For my revision, I designed a three paths of clues to reach the puzzle conclusion:
Logic: Use the blacklight to see the hidden hint lines over the input orbs. These lines are an overlay of all three solutions put on top of each other. Using this new hint, a player can logically rule out 3 possible connections between 4 of the 5 orbs.
Exploration: Three notebook pages can be found that show the solution to the puzzle. The notes aren’t all hidden in plain sight however, and won’t necessarily be in order when picked up. One of them is found on the floor near the door and is labeled as “Note 2/3” to show that it is only a third of the solution, and more exploration may reveal the other two notes.

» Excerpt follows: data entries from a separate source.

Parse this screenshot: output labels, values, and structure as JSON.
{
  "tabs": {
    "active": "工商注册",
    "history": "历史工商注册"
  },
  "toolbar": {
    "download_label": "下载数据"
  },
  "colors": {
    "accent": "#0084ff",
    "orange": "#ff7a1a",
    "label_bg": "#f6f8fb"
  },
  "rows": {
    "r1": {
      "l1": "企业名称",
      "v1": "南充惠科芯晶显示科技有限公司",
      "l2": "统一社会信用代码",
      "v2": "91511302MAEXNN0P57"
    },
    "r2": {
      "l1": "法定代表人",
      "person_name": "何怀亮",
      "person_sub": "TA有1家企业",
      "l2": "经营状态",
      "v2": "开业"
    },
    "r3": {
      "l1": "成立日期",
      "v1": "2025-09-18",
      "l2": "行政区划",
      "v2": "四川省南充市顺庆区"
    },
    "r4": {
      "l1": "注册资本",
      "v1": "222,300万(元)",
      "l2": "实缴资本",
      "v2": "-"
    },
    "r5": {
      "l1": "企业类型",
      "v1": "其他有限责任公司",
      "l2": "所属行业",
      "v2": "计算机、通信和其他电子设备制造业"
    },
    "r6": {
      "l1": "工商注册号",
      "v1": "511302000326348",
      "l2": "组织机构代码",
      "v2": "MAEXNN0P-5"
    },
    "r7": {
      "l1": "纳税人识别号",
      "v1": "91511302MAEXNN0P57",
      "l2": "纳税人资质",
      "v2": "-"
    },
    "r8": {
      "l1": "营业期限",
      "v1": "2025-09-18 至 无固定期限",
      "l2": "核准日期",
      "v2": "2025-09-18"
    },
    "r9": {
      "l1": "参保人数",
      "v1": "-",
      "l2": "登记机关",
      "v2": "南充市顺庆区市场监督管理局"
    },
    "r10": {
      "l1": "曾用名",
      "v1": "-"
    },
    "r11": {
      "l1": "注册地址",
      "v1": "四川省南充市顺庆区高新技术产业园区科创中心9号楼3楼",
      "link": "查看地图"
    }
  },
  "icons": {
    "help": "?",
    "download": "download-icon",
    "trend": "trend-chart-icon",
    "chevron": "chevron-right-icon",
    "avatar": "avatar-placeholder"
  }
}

Humor: Several hints are given that the can object is important. When trying to discard the can, it is not discarded. Instead, text appears saying “This item CAN not be discarded”. Looking closely at the can or the three notes, it is labeled with text drawn in the same five point style as the door, even with the extra line protruding from the tip of the N. Any time the can is referred to in game, it is spelled in capital letters (CAN) to draw attention to the shape of the letters, which are the solution to the door. Players who see the importance of the word “CAN”, and who also notice there are three symbols needed for the door, may enter the word to see if it works.

Getting Familiar:

Another trick I used, is to remove one orb from the puzzle so that the player knows it can’t be completed, but is allowed to play around and get familiar with how it works. The most important part of this change is that the player starts on the left side of the room, and must walk over all three floor switches to progress to the room on the right where they are given the CAN. When they step on the switches, they will see that the door changes between the three sets. To further illustrate that there are in fact three separate symbols, each one already has an incorrect drawing set when you arrive to the room. With these changed alone I’ve already explained how the puzzle works to the player, without even one word spoken.